I need help in an argument over the following question.
Let $V$ be a unitary space and let $T:V\rightarrow V$ a linear transformation that sets $T^2=-I$, is $T$ necessarily a unitary transformation?
We had this question in an exam, and the official answer is:
Since $(T-iI)(T+iI)=0$, the minimal polynomial of $T$ divides the polynomial $(x-i)(x+i)$, hence $T$ must be diagonalizable, so there is a basis $B=\{v_1,\ldots,v_n\}$ such that $[T]_B=\operatorname{diag}(i,i,i,\ldots,-i,-i,-i)$. So $[T]_B^*=\operatorname{diag}(-i,-i,-i,\ldots,i,i,i)$ hence $[T]_B[T]_B^*=\operatorname{diag}(-i^2,-i^2,-i^2,\ldots,-i^2,-i^2,-i^2)=I$, so $T$ is unitary.

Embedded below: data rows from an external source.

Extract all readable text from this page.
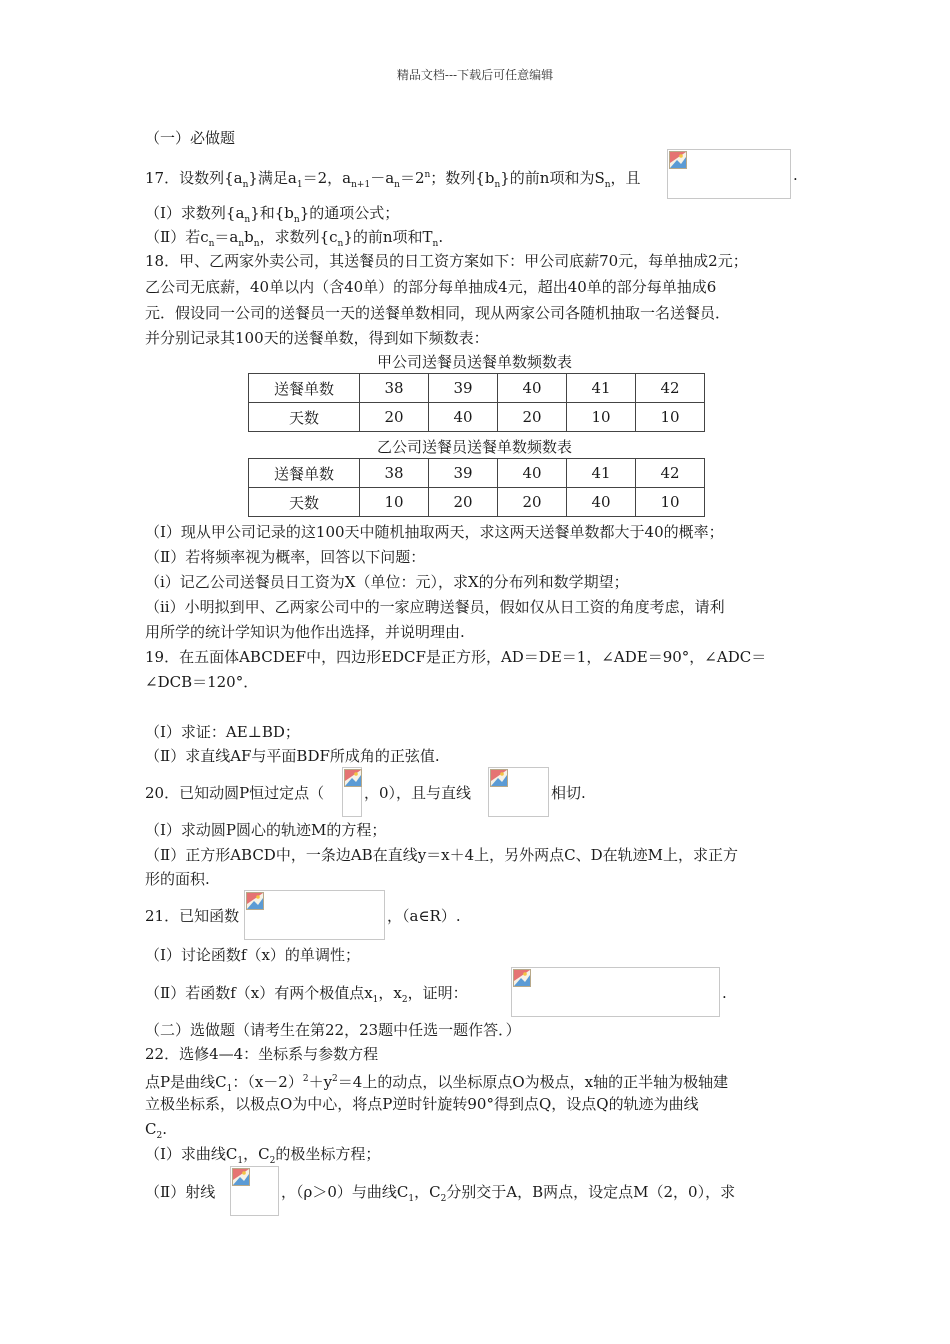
精品文档---下载后可任意编辑
（一）必做题
17．设数列$\{a_n\}$满足$a_1=2$，$a_{n+1}-a_n=2^n$；数列$\{b_n\}$的前n项和为$S_n$，且	.
（Ⅰ）求数列$\{a_n\}$和$\{b_n\}$的通项公式；
（Ⅱ）若$c_n=a_nb_n$，求数列$\{c_n\}$的前n项和$T_n$.
18．甲、乙两家外卖公司，其送餐员的日工资方案如下：甲公司底薪70元，每单抽成2元；
乙公司无底薪，40单以内（含40单）的部分每单抽成4元，超出40单的部分每单抽成6
元．假设同一公司的送餐员一天的送餐单数相同，现从两家公司各随机抽取一名送餐员．
并分别记录其100天的送餐单数，得到如下频数表：
甲公司送餐员送餐单数频数表
送餐单数	38	39	40	41	42
天数	20	40	20	10	10
乙公司送餐员送餐单数频数表
送餐单数	38	39	40	41	42
天数	10	20	20	40	10
（Ⅰ）现从甲公司记录的这100天中随机抽取两天，求这两天送餐单数都大于40的概率；
（Ⅱ）若将频率视为概率，回答以下问题：
（i）记乙公司送餐员日工资为X（单位：元），求X的分布列和数学期望；
（ii）小明拟到甲、乙两家公司中的一家应聘送餐员，假如仅从日工资的角度考虑，请利
用所学的统计学知识为他作出选择，并说明理由.
19．在五面体ABCDEF中，四边形EDCF是正方形，AD＝DE＝1，∠ADE＝90°，∠ADC＝
∠DCB＝120°．
（Ⅰ）求证：AE⊥BD；
（Ⅱ）求直线AF与平面BDF所成角的正弦值.
20．已知动圆P恒过定点（	，0），且与直线	相切.
（Ⅰ）求动圆P圆心的轨迹M的方程；
（Ⅱ）正方形ABCD中，一条边AB在直线y＝x＋4上，另外两点C、D在轨迹M上，求正方
形的面积.
21．已知函数	，（a∈R）.
（Ⅰ）讨论函数f（x）的单调性；
（Ⅱ）若函数f（x）有两个极值点$x_1$，$x_2$，证明：	.
（二）选做题（请考生在第22，23题中任选一题作答．）
22．选修4—4：坐标系与参数方程
点P是曲线$C_1$：$(x-2)^2+y^2=4$上的动点，以坐标原点O为极点，x轴的正半轴为极轴建
立极坐标系，以极点O为中心，将点P逆时针旋转90°得到点Q，设点Q的轨迹为曲线
$C_2$.
（Ⅰ）求曲线$C_1$，$C_2$的极坐标方程；
（Ⅱ）射线	，（ρ＞0）与曲线$C_1$，$C_2$分别交于A，B两点，设定点M（2，0），求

But $[T^*]_B=[T]_B^*$ iff $B$ is an orthonormal basis, so something is missing in the proof, am I right?
The statement is false. Take $T(x,y)=(x-y,2x-y)$. Then $T^2(x,y)=(-x,-y)$, but $T$ is not unitary.
And, yes, what you wrote about the fact that the basis needs to be orthogonal in order to reach the desired conclusion is correct.